Comment ? En faisant de l’investissement dans des dispositifs de formation un nouvel outil de gestion des carrières. Ainis il a pu évoquer une « certification pour l’école maternelle ». Le CSEN a lui émis l’idée de la nécessité devalider la maîtrise des techniques « efficaces » pour enseigner en CP et CE1.
Certaines académies ont déjà expérimenté des « open badges » visant à « reconnaître et valoriser les apprentissages informels acquis dans le milieu professionnel ou dans un cadre privé ».
Des groupes de travail ministériels ont été le lieu de formulations analogues. La part-belle a été faite à une « gestion des ressources humaines de proximité » permettant aux enseignant-es d’être acteur de leur « développement professionnel » en lien avec la formation continue.
Etre l’entrepreneur de son capital de formation, voilà la proposition de JM Blanquer aux enseignant-es, transférant la responsabilité de l’institution sur les individus.
C’est une orientation pratique pour évacuer la question des moyens de formation.

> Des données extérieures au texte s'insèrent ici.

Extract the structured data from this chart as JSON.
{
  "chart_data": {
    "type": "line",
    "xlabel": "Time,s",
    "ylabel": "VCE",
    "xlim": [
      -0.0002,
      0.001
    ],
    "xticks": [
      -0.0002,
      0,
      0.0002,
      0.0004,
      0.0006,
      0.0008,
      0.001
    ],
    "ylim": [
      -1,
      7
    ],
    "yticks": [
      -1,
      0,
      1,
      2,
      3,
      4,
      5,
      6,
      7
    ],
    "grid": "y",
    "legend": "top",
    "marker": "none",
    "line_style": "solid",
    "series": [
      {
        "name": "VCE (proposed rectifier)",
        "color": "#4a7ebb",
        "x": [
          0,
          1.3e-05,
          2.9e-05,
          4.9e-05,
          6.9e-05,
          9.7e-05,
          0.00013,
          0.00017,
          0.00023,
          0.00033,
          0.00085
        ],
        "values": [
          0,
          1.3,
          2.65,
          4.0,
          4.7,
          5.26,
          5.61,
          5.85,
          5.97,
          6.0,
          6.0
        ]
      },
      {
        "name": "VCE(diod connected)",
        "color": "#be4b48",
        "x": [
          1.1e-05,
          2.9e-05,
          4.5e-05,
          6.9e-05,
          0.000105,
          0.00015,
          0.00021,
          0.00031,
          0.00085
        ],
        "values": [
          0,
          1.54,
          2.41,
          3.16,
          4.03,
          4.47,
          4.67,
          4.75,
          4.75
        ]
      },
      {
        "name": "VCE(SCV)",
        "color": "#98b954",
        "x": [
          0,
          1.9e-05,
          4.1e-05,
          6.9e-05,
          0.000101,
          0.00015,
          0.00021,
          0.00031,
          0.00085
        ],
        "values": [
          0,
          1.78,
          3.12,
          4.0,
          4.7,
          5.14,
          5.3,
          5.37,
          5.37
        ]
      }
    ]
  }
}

Pour autant, ne disparaît pas le resserrement sur les apprentissages dits fondamentaux. On le retrouve dans le plan national de formation, dans la réforme de la formation initiale, dans la certification des formateurs-trices. La verticalité est toujours présente, en particulier dans des procédures de contrôle des pratiques très poussées, comme en CP et CE1.
L’incidence sur les carrières ne sera pas que financière. Le CSEN travaille à une proposition de refonte du référentiel de compétences des métiers de l’éducation dans laquelle il prévoit pour chaque compétence professionnelle, quatre niveaux de maîtrise. Le quatrième niveau, identifiant une maîtrise experte, ouvrirait la voie à la possibilité d’être prescripteur de pratiques.
La lecture de la synthèse du Grenelle est donc inquiétante : dans l’atelier « Écoute et proximité », il est proposé de « confier aux CPC la possibilité d’assurer une GRH de proximité auprès des professeurs des écoles (repérage des potentiels, animation des équipes, suivi des expérimentations ou des innovations pédagogiques selon une démarche collégiale en lien avec les IEN, aide face aux difficultés professionnelles…) ».
Autre pierre à l’édifice de remise en cause du métier enseignant, le projet de réforme du CAFIPEMF qui non seulement et sans surprise se resserre sur les apprentissages dits fondamentaux, mais qui organise une coupure d’avec la recherche via l’abandon du mémoire et projette les futur IMF sur une formation/évaluation de plus en plus individualisante.
Si les arbitrages ministériels du Grenelle ne seront rendus que fin, tout indique une profonde remise en question du métier, et à travers lui, côté personnels des statuts et des rémunérations, et côté élèves sous de faux semblants pragmatiques et bienveillants, un renoncement à toute démocratisation de la réussite scolaire.
Il y a donc un fort enjeu à populariser et soutenir la grève du 11 mars dans les INSPE pour demander le retrait de la réforme de la formation des enseignant·es et de la réforme des concours de recrutement aux métiers d’enseignant·es. Mais il faut d’ors et déjà se préparer la construction des mobilisations contre ce qui pourrait sortir des arbitrages du ministre, dont les incidences les plus graves ne seront peut-être pas la faiblesse du niveau de revalorisation mais plutôt la soumission encore plus grande des métiers à la hiérarchie par l’outil du management participatif.